Siempre era un ir y venir, para volver a partir y volver a llegar, y entonces partir nuevamente: historia sin fin. Jaime llegaba al nuevo departamento, se instalaba, vivía como soltero algunos meses, conseguía una novia y con ella, adquiría nuevas amistades. Llegaba el enamoramiento, los meses de mariposas en el estómago, los nuevos planes... hasta que de pronto había que deshacerse de todo lo construido, porque llegaba el anuncio de su partida, las lágrimas inconsolables, las despedidas sin fin y los recuerdos guardados en fotografías, boletos de entrada al cine, tiquetes de cuentas en cafés, etiquetas de botellas de vino. Un sinnúmero de souvenirs que Jaime guardaba en una caja. No echaba raíces en ningún lado, ni gastaba el tiempo suficiente para cosechar enemistades. Era una piedra rodante que no recogía musgo.

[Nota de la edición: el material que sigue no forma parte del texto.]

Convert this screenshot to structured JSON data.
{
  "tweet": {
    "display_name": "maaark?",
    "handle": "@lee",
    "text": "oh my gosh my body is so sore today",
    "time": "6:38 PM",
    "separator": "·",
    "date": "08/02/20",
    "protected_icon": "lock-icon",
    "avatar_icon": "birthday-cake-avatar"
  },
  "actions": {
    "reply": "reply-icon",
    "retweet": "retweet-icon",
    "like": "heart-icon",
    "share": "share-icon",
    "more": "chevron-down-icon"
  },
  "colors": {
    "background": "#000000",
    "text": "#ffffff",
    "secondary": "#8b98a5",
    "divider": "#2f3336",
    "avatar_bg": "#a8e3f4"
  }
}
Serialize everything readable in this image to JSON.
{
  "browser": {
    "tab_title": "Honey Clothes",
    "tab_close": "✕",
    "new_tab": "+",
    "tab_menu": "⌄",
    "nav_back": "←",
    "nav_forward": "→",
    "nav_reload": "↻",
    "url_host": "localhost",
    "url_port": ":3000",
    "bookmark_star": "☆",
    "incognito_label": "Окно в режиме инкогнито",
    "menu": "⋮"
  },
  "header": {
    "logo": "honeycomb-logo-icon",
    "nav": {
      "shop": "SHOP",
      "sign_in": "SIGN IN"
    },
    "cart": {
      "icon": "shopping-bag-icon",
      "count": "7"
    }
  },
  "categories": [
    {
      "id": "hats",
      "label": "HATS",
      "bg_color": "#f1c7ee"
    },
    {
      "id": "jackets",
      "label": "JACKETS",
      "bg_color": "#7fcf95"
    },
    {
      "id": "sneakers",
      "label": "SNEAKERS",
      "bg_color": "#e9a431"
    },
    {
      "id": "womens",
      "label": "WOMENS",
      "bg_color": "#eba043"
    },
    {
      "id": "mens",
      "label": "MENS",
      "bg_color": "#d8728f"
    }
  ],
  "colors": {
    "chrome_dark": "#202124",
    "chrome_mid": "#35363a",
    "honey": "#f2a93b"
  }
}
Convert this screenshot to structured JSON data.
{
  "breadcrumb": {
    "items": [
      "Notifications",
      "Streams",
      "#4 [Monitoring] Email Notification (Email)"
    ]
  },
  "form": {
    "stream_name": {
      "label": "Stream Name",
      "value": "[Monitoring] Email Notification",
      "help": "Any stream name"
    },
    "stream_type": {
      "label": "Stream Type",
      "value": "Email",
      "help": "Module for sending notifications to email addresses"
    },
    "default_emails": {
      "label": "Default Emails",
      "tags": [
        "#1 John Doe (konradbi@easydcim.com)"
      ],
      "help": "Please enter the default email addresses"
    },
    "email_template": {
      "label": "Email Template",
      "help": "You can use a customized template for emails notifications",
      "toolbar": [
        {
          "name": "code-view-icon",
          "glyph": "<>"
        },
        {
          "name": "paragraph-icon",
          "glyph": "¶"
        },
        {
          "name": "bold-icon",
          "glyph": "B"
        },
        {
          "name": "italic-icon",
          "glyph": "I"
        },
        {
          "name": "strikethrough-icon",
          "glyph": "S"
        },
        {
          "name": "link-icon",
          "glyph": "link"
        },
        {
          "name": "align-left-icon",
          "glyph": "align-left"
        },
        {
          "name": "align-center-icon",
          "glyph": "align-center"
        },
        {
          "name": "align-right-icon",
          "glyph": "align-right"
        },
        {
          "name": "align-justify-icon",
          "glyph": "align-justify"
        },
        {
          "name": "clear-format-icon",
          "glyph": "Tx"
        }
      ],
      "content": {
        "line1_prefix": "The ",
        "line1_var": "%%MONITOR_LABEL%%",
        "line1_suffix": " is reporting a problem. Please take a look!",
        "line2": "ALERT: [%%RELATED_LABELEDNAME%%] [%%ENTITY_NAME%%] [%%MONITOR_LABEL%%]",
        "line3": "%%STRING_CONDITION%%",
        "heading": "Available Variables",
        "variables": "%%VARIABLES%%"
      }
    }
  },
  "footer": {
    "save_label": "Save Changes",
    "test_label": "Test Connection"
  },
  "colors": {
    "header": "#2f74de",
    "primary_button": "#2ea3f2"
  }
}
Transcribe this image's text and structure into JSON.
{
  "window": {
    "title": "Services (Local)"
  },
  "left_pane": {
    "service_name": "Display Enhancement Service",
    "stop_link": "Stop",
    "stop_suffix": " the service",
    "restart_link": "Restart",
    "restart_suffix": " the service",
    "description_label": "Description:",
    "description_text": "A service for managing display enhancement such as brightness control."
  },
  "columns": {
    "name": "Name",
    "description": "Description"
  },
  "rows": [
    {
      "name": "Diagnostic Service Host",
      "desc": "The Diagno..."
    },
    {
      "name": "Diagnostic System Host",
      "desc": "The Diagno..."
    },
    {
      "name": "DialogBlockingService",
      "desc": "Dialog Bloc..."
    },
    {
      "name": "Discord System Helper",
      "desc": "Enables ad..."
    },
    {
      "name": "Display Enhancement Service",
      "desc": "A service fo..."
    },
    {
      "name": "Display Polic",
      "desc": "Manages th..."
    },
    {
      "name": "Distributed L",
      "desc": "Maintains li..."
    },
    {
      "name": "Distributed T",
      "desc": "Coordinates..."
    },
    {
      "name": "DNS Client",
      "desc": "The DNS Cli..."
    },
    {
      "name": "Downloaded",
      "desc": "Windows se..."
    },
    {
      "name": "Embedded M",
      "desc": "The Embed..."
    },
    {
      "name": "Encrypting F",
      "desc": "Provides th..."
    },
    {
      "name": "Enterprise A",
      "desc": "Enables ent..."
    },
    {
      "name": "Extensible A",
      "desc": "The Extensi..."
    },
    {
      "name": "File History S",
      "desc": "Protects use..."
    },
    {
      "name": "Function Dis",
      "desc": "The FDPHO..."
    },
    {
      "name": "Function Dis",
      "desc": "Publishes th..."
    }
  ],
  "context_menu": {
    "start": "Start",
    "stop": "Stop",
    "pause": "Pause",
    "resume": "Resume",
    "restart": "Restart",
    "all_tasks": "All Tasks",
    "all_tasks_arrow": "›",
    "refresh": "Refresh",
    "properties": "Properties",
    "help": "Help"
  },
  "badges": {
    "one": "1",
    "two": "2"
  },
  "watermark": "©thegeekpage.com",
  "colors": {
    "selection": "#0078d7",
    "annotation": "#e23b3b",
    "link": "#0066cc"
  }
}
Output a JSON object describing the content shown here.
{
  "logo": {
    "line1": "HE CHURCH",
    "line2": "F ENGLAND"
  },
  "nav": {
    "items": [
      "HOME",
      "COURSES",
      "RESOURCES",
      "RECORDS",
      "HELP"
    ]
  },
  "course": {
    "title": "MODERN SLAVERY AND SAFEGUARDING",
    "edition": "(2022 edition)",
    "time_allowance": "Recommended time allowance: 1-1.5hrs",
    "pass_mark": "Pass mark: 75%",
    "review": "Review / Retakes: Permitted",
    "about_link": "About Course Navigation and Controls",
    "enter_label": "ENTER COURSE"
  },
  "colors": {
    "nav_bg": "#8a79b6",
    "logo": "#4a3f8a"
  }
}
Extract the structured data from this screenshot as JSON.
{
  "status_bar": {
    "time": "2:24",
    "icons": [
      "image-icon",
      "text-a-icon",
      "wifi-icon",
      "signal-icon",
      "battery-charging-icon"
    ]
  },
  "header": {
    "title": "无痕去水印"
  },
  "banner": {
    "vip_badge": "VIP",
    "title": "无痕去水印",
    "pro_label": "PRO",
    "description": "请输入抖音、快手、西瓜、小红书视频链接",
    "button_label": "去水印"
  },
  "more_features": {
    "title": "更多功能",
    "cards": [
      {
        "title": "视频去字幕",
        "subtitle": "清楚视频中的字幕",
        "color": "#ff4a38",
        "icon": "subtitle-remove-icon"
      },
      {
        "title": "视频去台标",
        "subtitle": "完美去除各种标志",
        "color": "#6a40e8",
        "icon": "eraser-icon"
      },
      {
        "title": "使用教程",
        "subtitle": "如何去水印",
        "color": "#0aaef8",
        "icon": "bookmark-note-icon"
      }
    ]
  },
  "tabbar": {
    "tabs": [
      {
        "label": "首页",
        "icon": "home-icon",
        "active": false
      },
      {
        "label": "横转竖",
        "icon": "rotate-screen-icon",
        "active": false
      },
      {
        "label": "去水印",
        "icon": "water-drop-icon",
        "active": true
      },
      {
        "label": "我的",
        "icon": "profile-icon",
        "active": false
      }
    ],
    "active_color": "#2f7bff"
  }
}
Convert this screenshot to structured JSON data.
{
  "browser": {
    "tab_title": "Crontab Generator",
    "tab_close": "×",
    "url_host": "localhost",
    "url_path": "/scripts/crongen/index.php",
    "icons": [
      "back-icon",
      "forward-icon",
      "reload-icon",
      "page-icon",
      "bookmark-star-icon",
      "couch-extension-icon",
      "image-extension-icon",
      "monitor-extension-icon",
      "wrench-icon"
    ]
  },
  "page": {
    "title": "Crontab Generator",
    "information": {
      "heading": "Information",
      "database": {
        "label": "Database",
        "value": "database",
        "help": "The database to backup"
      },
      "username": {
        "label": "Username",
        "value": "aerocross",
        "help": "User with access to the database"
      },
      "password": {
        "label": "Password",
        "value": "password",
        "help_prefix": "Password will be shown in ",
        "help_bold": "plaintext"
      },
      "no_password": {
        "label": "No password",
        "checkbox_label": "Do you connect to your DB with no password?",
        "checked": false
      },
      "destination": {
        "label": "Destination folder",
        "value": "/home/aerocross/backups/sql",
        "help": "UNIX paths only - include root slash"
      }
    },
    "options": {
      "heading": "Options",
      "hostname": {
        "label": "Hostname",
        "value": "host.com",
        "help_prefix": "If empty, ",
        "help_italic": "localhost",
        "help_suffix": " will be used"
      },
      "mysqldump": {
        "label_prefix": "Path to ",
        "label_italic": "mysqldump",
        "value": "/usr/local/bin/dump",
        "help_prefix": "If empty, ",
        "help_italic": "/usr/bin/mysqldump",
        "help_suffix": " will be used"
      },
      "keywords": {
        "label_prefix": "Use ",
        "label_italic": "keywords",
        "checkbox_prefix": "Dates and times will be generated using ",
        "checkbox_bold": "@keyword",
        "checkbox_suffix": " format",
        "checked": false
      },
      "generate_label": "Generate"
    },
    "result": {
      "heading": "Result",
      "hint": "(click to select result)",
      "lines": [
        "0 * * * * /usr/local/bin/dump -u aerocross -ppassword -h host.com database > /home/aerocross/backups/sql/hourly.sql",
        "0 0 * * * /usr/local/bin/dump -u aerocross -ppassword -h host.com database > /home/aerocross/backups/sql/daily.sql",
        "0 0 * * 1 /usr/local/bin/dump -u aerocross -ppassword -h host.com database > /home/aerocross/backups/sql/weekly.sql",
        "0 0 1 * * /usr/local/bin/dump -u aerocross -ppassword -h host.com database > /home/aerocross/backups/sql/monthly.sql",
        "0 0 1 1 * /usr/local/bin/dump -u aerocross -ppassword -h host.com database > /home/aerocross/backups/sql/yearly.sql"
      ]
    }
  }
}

Hasta que un día se cansó. Cumplió cuarenta años y decidió dejar ese trabajo que no le permitía residir durante largo tiempo en ningún lado. Fue y se metió a una Iglesia a rezar. A los dos meses llegó una invitación al nuevo empleo en su ciudad natal. La aceptó. Comenzó a contactar a sus amigos de infancia, a los de adolescencia, a sus antiguos compañeros de universidad y se encontró con la realidad: casi ninguno estaba disponible. Vivían absorbidos por los trabajos y sus familias. Algunos tenían, ya, hijos adolescentes. Estaban hechos para rutinas de las que nunca salían. Pasó un año buscando encontrarse con los viejos conocidos y fracasó rotundamente. Ni una sola reunión pudo concretarse.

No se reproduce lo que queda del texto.